Терещенко встал, подошел к окну и с минуту рассеянно поглядывал на улицу.
– Ну что ж, – наконец произнес он. – Воля ваша. Тогда к делу. Отряд вошел в плановый график. Большинство прорех, указанных комиссией, залатали. Моральный климат не хуже, чем у других, финансовый – подтягиваем к запланированному. И все это за один месяц, больше половины которого – не в обиду будет сказано – вы отсутствовали.
– О ваших энергичных действиях я слышал в Москве.
– Кто говорил? Как? На каком уровне?
– Начальник политуправления на семинаре по экономике.
– Приятно… Но есть и нюансы. Вы, конечно, уже знаете о выкрутасах командира звена Романовского?
Аракелян знал. Романовский сразу же по возвращении парторга из Москвы рассказал ему все.
– Я решил объявить ему строгий выговор и вырезать талон нарушения, – медленно продолжал Терещенко. – Думаю, что довольно мягкое взыскание дополните партийным?
Что мог возразить Аракелян? Произнести речь о воспитании человека с цитатами из трудов Макаренко? Он знал, что Романовский пошел в полет исключительно ради Туманова. Что к молодому пилоту вернулась уверенность, чувство собственной полноценности. Но разве вынешь это из сердца и как вещественное доказательство предъявишь Терещенко? Романовский вылетел, когда аэропорт был закрыт погодой, – правда! Романовский поставил на ноги человека – тоже правда! Значит, становление Туманова – результат нарушения. Хвалить или ругать? Нарушение – плохой пример для остальных. Результат нарушения – второе рождение летчика. Так как же, Сурен Карапетович, – думай! Компромисса быть не может. А вдруг какая-то правда во вред делу? Но какая?
…Что есть действеннее воспитания личным примером? А если каждый будет вылетать по примеру Романовского, вырастет кладбище обломков. Неужели полет в чертовой круговерти был единственной возможностью победить в юноше страх? Романовский уверен в этом. В конце концов, можно было уговорить Терещенко дать добро на полет, и тогда бы не было ошибки с инструкциями по безопасности. Вот тут ты врешь сам себе, парторг. Не будет Терещенко нарушать инструкции ради какого-то Туманова…

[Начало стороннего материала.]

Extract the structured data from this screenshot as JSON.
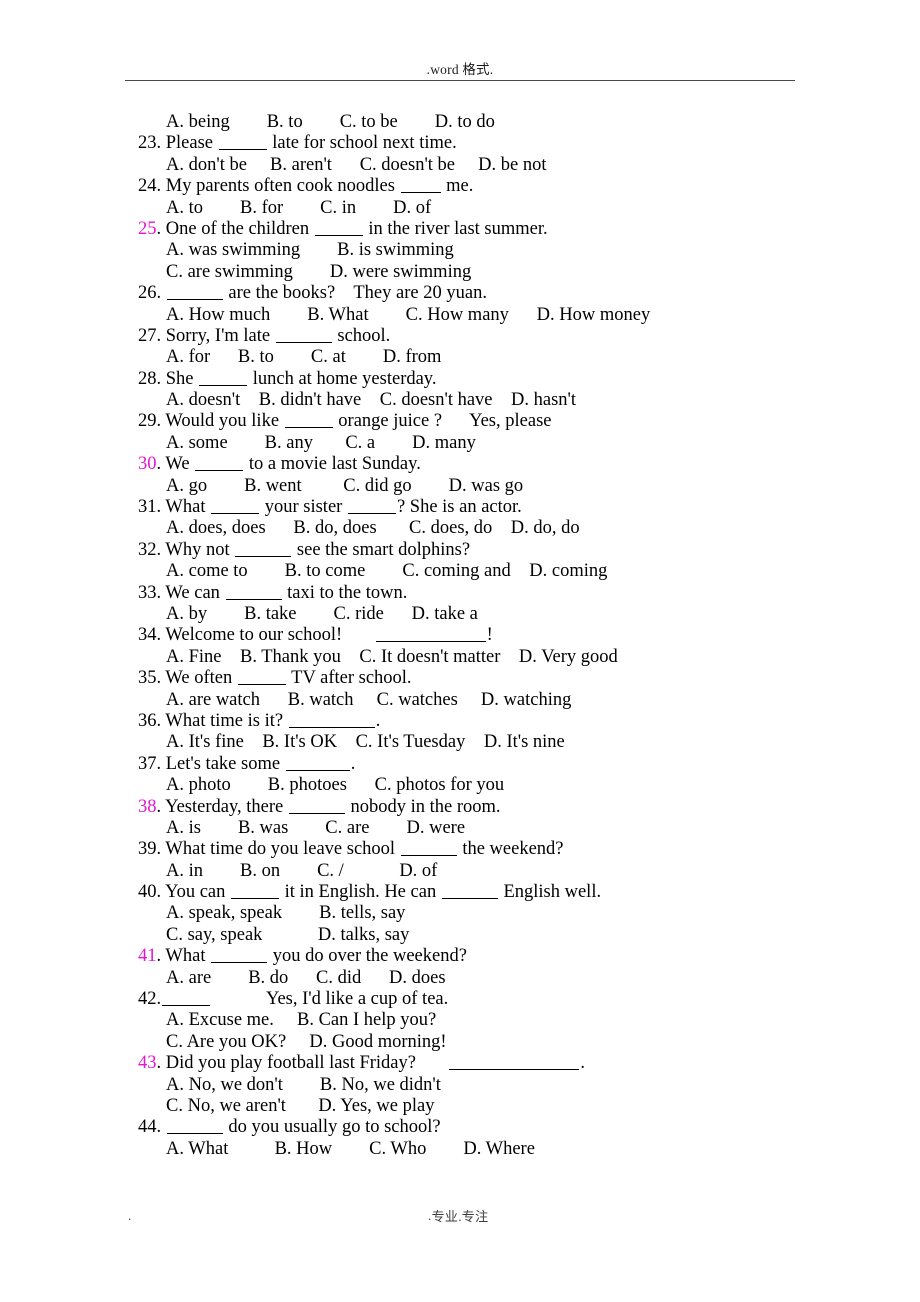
{
  "document": {
    "header_text": ".word 格式.",
    "footer": {
      "left_mark": ".",
      "center_text": "专业.专注",
      "right_mark": "."
    },
    "highlight_color": "#e316d2",
    "highlighted_numbers": [
      "25",
      "30",
      "38",
      "41",
      "43"
    ]
  },
  "lines": [
    {
      "id": "l01",
      "kind": "opt",
      "text": "A. being        B. to        C. to be        D. to do"
    },
    {
      "id": "l02",
      "kind": "q",
      "num": "23.",
      "highlight": false,
      "pre": " Please ",
      "blank": "w2",
      "post": " late for school next time."
    },
    {
      "id": "l03",
      "kind": "opt",
      "text": "A. don't be     B. aren't      C. doesn't be     D. be not"
    },
    {
      "id": "l04",
      "kind": "q",
      "num": "24.",
      "highlight": false,
      "pre": " My parents often cook noodles ",
      "blank": "w1",
      "post": " me."
    },
    {
      "id": "l05",
      "kind": "opt",
      "text": "A. to        B. for        C. in        D. of"
    },
    {
      "id": "l06",
      "kind": "q",
      "num": "25.",
      "highlight": true,
      "pre": " One of the children ",
      "blank": "w2",
      "post": " in the river last summer."
    },
    {
      "id": "l07",
      "kind": "opt",
      "text": "A. was swimming        B. is swimming"
    },
    {
      "id": "l08",
      "kind": "opt",
      "text": "C. are swimming        D. were swimming"
    },
    {
      "id": "l09",
      "kind": "q",
      "num": "26.",
      "highlight": false,
      "pre": " ",
      "blank": "w3",
      "post": " are the books?    They are 20 yuan."
    },
    {
      "id": "l10",
      "kind": "opt",
      "text": "A. How much        B. What        C. How many      D. How money"
    },
    {
      "id": "l11",
      "kind": "q",
      "num": "27.",
      "highlight": false,
      "pre": " Sorry, I'm late ",
      "blank": "w3",
      "post": " school."
    },
    {
      "id": "l12",
      "kind": "opt",
      "text": "A. for      B. to        C. at        D. from"
    },
    {
      "id": "l13",
      "kind": "q",
      "num": "28.",
      "highlight": false,
      "pre": " She ",
      "blank": "w2",
      "post": " lunch at home yesterday."
    },
    {
      "id": "l14",
      "kind": "opt",
      "text": "A. doesn't    B. didn't have    C. doesn't have    D. hasn't"
    },
    {
      "id": "l15",
      "kind": "q",
      "num": "29.",
      "highlight": false,
      "pre": " Would you like ",
      "blank": "w2",
      "post": " orange juice ?      Yes, please"
    },
    {
      "id": "l16",
      "kind": "opt",
      "text": "A. some        B. any       C. a        D. many"
    },
    {
      "id": "l17",
      "kind": "q",
      "num": "30.",
      "highlight": true,
      "pre": " We ",
      "blank": "w2",
      "post": " to a movie last Sunday."
    },
    {
      "id": "l18",
      "kind": "opt",
      "text": "A. go        B. went         C. did go        D. was go"
    },
    {
      "id": "l19",
      "kind": "q",
      "num": "31.",
      "highlight": false,
      "pre": " What ",
      "blank": "w2",
      "post": " your sister ",
      "blank2": "w2",
      "post2": "? She is an actor."
    },
    {
      "id": "l20",
      "kind": "opt",
      "text": "A. does, does      B. do, does       C. does, do    D. do, do"
    },
    {
      "id": "l21",
      "kind": "q",
      "num": "32.",
      "highlight": false,
      "pre": " Why not ",
      "blank": "w3",
      "post": " see the smart dolphins?"
    },
    {
      "id": "l22",
      "kind": "opt",
      "text": "A. come to        B. to come        C. coming and    D. coming"
    },
    {
      "id": "l23",
      "kind": "q",
      "num": "33.",
      "highlight": false,
      "pre": " We can ",
      "blank": "w3",
      "post": " taxi to the town."
    },
    {
      "id": "l24",
      "kind": "opt",
      "text": "A. by        B. take        C. ride      D. take a"
    },
    {
      "id": "l25",
      "kind": "q",
      "num": "34.",
      "highlight": false,
      "pre": " Welcome to our school!       ",
      "blank": "w6",
      "post": "!"
    },
    {
      "id": "l26",
      "kind": "opt",
      "text": "A. Fine    B. Thank you    C. It doesn't matter    D. Very good"
    },
    {
      "id": "l27",
      "kind": "q",
      "num": "35.",
      "highlight": false,
      "pre": " We often ",
      "blank": "w2",
      "post": " TV after school."
    },
    {
      "id": "l28",
      "kind": "opt",
      "text": "A. are watch      B. watch     C. watches     D. watching"
    },
    {
      "id": "l29",
      "kind": "q",
      "num": "36.",
      "highlight": false,
      "pre": " What time is it? ",
      "blank": "w5",
      "post": "."
    },
    {
      "id": "l30",
      "kind": "opt",
      "text": "A. It's fine    B. It's OK    C. It's Tuesday    D. It's nine"
    },
    {
      "id": "l31",
      "kind": "q",
      "num": "37.",
      "highlight": false,
      "pre": " Let's take some ",
      "blank": "w4",
      "post": "."
    },
    {
      "id": "l32",
      "kind": "opt",
      "text": "A. photo        B. photoes      C. photos for you"
    },
    {
      "id": "l33",
      "kind": "q",
      "num": "38.",
      "highlight": true,
      "pre": " Yesterday, there ",
      "blank": "w3",
      "post": " nobody in the room."
    },
    {
      "id": "l34",
      "kind": "opt",
      "text": "A. is        B. was        C. are        D. were"
    },
    {
      "id": "l35",
      "kind": "q",
      "num": "39.",
      "highlight": false,
      "pre": " What time do you leave school ",
      "blank": "w3",
      "post": " the weekend?"
    },
    {
      "id": "l36",
      "kind": "opt",
      "text": "A. in        B. on        C. /            D. of"
    },
    {
      "id": "l37",
      "kind": "q",
      "num": "40.",
      "highlight": false,
      "pre": " You can ",
      "blank": "w2",
      "post": " it in English. He can ",
      "blank2": "w3",
      "post2": " English well."
    },
    {
      "id": "l38",
      "kind": "opt",
      "text": "A. speak, speak        B. tells, say"
    },
    {
      "id": "l39",
      "kind": "opt",
      "text": "C. say, speak            D. talks, say"
    },
    {
      "id": "l40",
      "kind": "q",
      "num": "41.",
      "highlight": true,
      "pre": " What ",
      "blank": "w3",
      "post": " you do over the weekend?"
    },
    {
      "id": "l41",
      "kind": "opt",
      "text": "A. are        B. do      C. did      D. does"
    },
    {
      "id": "l42",
      "kind": "q",
      "num": "42.",
      "highlight": false,
      "pre": "",
      "blank": "w2",
      "post": "            Yes, I'd like a cup of tea."
    },
    {
      "id": "l43",
      "kind": "opt",
      "text": "A. Excuse me.     B. Can I help you?"
    },
    {
      "id": "l44",
      "kind": "opt",
      "text": "C. Are you OK?     D. Good morning!"
    },
    {
      "id": "l45",
      "kind": "q",
      "num": "43.",
      "highlight": true,
      "pre": " Did you play football last Friday?       ",
      "blank": "w7",
      "post": "."
    },
    {
      "id": "l46",
      "kind": "opt",
      "text": "A. No, we don't        B. No, we didn't"
    },
    {
      "id": "l47",
      "kind": "opt",
      "text": "C. No, we aren't       D. Yes, we play"
    },
    {
      "id": "l48",
      "kind": "q",
      "num": "44.",
      "highlight": false,
      "pre": " ",
      "blank": "w3",
      "post": " do you usually go to school?"
    },
    {
      "id": "l49",
      "kind": "opt",
      "text": "A. What          B. How        C. Who        D. Where"
    }
  ]
}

Терещенко повернулся от окна и внимательно, слегка иронически смотрел на Аракеляна.
– Я жду…
– Согласен с вашим решением по административной части, а вот подвергнуть сомнению партийность Романовского не вижу оснований.
– Боитесь, что как журналист он будет апеллировать к газете?
– Вы плохо думаете об этом человеке, командир!
– А мне с ним не детей крестить! До свидания!
Терещенко ушел. Аракелян думал о том, что, кажется, выбрал не ту правду, которую подсказала совесть. А разве можно выполнять долг вопреки совести, вопреки чувству истины?
Он вызвал по телефону Романовского.
– Борис Николаевич, что выше: долг или совесть?
– Вопрос странный. Мне кажется, одно должно быть связано с другим.
– А если раздваивается? Если есть сомнения? Можешь ответить конкретно?
– Если бы внутренний мир точно соответствовал поступкам, то сразу можно было бы сказать: вот этот святой, вот этот стяжатель…
– Ты не ответил на вопрос.
– Начинаю догадываться, о чем вы говорите. Если догадка верна, то нужно смотреть шире и рассуждать о пользе не для одного человека, а для многих…
«Для многих людей, – повторил Аракелян, положив трубку на рычаг. – Тогда все правильно. А вернее, – нет двух правд!»
* * *
Перед отчетно-выборным собранием коммунистов Терещенко томило предчувствие какой-то беды.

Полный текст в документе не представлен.